Les protéines sont des molécules complexes et très importantes.
 
Ce sont elles qui effectuent la majeure partie du travail dans nos cellules, elles sont indispensables à la structure, au fonctionnement et la régulation des tissus et des organes de notre corps.
 
Elles sont devenues source d’obsession pour les consommateurs.

Pourquoi sont-elles à « la mode » dans les salles de sport ?

 
Parce que lorsque tu déposes une charge de protéines dans ton corps, ton foie (ne voulant pas gaspiller) décide d’émettre de l’IGF-1 (Insulin-like growth factor 1) pour informer toutes les cellules du corps, qu’il faut se développer.

 

Des risques ?

Cependant, si le taux d’IGF1 est trop important et que l’activité physique n’est pas suffisante, la quantité d’IGF1 restera élevée.
 

Et un taux élevé d’IGF-1 semble corrélé à un risque plus élevé de cancer colorectal, de la prostate, et du sein.

 

Les protéines animales et végétales – une différence ?

Il semblerait que oui !
Dans une étude, des chercheurs ont séparé en 3 groupes, des mangeurs de viande, des végétariens et des végétaliens et n’ont pas trouvé de différence significative dans les niveaux d’IGF-1 entre les personnes consommant beaucoup de protéines et les personnes en consommant moins.
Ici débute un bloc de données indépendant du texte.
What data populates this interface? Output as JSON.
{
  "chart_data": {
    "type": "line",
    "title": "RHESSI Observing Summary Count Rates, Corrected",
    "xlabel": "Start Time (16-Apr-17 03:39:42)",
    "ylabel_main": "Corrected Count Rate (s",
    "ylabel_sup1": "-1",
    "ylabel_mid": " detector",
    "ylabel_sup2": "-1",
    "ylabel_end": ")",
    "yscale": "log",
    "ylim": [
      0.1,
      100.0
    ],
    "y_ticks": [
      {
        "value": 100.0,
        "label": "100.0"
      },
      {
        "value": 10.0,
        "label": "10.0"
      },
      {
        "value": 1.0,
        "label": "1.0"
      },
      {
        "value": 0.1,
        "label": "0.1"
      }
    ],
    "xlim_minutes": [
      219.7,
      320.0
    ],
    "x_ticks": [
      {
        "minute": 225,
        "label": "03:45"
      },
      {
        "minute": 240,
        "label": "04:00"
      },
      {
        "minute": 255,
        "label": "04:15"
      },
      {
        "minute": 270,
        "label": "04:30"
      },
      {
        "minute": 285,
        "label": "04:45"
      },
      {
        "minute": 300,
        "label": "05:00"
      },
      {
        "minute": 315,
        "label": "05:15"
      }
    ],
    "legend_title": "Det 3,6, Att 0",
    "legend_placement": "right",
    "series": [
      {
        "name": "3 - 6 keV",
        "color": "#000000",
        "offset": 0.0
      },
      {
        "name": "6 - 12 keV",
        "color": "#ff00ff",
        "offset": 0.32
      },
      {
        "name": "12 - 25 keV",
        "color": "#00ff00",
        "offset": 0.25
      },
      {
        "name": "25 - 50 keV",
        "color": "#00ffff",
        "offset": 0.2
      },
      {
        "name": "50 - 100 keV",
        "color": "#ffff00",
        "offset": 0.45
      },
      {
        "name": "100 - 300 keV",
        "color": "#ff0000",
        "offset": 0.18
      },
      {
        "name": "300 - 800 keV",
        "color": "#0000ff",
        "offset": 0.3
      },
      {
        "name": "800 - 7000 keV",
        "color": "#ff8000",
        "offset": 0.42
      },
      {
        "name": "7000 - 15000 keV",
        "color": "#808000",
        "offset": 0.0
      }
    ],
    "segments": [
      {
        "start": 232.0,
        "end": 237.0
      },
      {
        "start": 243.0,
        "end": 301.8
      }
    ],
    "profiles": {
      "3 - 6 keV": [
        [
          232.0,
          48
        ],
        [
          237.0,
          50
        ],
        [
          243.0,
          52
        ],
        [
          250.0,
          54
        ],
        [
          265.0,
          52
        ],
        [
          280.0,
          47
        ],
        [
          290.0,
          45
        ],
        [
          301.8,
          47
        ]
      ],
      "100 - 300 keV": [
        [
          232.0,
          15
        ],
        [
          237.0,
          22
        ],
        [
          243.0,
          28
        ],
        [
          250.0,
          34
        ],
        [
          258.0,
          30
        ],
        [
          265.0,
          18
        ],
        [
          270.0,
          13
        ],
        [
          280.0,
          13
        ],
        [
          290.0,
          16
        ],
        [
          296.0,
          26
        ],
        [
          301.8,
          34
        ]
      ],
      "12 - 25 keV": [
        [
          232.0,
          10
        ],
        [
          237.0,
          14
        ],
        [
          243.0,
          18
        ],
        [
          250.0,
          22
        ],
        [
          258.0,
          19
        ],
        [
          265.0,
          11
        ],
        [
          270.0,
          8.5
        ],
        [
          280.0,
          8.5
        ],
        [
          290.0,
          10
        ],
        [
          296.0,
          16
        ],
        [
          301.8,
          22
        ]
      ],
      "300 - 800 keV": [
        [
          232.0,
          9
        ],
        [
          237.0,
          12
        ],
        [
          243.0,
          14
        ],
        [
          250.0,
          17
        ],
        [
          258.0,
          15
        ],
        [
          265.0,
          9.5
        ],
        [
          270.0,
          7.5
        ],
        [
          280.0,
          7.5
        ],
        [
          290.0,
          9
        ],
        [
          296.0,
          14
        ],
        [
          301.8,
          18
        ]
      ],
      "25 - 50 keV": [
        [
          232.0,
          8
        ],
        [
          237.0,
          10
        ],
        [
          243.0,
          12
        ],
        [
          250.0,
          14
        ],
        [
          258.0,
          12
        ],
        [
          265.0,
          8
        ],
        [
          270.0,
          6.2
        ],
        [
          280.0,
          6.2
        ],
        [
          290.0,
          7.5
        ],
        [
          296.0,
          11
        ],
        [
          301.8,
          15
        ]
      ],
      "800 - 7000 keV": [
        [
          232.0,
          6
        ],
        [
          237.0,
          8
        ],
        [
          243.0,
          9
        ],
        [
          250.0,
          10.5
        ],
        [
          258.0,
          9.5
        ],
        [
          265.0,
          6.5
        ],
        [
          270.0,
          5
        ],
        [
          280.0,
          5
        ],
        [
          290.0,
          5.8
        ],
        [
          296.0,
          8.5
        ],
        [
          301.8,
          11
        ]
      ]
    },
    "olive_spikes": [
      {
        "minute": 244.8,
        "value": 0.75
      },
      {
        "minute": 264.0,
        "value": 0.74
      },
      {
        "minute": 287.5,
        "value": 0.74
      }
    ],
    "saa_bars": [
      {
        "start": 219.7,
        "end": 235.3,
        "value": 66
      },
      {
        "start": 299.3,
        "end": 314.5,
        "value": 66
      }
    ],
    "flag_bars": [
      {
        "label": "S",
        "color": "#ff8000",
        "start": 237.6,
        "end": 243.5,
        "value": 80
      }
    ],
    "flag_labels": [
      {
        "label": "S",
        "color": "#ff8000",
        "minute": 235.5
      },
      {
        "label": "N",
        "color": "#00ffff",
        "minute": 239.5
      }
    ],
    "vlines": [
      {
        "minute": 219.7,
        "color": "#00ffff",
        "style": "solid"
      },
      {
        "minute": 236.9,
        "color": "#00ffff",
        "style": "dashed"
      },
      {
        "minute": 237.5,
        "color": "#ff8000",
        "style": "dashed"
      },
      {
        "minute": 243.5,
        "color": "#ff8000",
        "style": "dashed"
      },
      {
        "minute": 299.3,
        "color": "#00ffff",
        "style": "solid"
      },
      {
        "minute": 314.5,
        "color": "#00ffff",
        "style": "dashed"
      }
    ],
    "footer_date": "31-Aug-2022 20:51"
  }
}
Mais avant d’abandonner la théorie selon laquelle un apport excessif en protéines augmente les niveaux d’IGF-1, les chercheurs ont décidé de comparer les protéines animales par rapport aux protéines végétales.
 
Ils ont découvert que des taux plus élevés d’IGF-1 étaient associés à l’apport en protéines animales. En fait, les protéines végétales semblaient diminuer les niveaux d’IGF-1. Les protéines animales semblent envoyer à notre foie un signal bien différent de celui de la plupart des protéines végétales. Ainsi, les végétaliens mangeant la même quantité de protéines que les mangeurs de viande avaient toujours des taux inférieurs d’IGF-1.
 
Donc, il ne s’agit apparemment pas de protéines excessives en général, mais de protéines animales en particulier.

 

Mais, les protéines végétales ne sont-elles pas incomplètes ?

En effet, elles sont généralement assimilées en totalité plus lentement que leur équivalent animal.
 

Cependant, savoir bien associer les aliments ou opter pour une alimentation variée tout au long de la journée permet d’y remédier aisément.

 

Par exemple, les légumineuses sont riches en lysine et les céréales, en méthionine.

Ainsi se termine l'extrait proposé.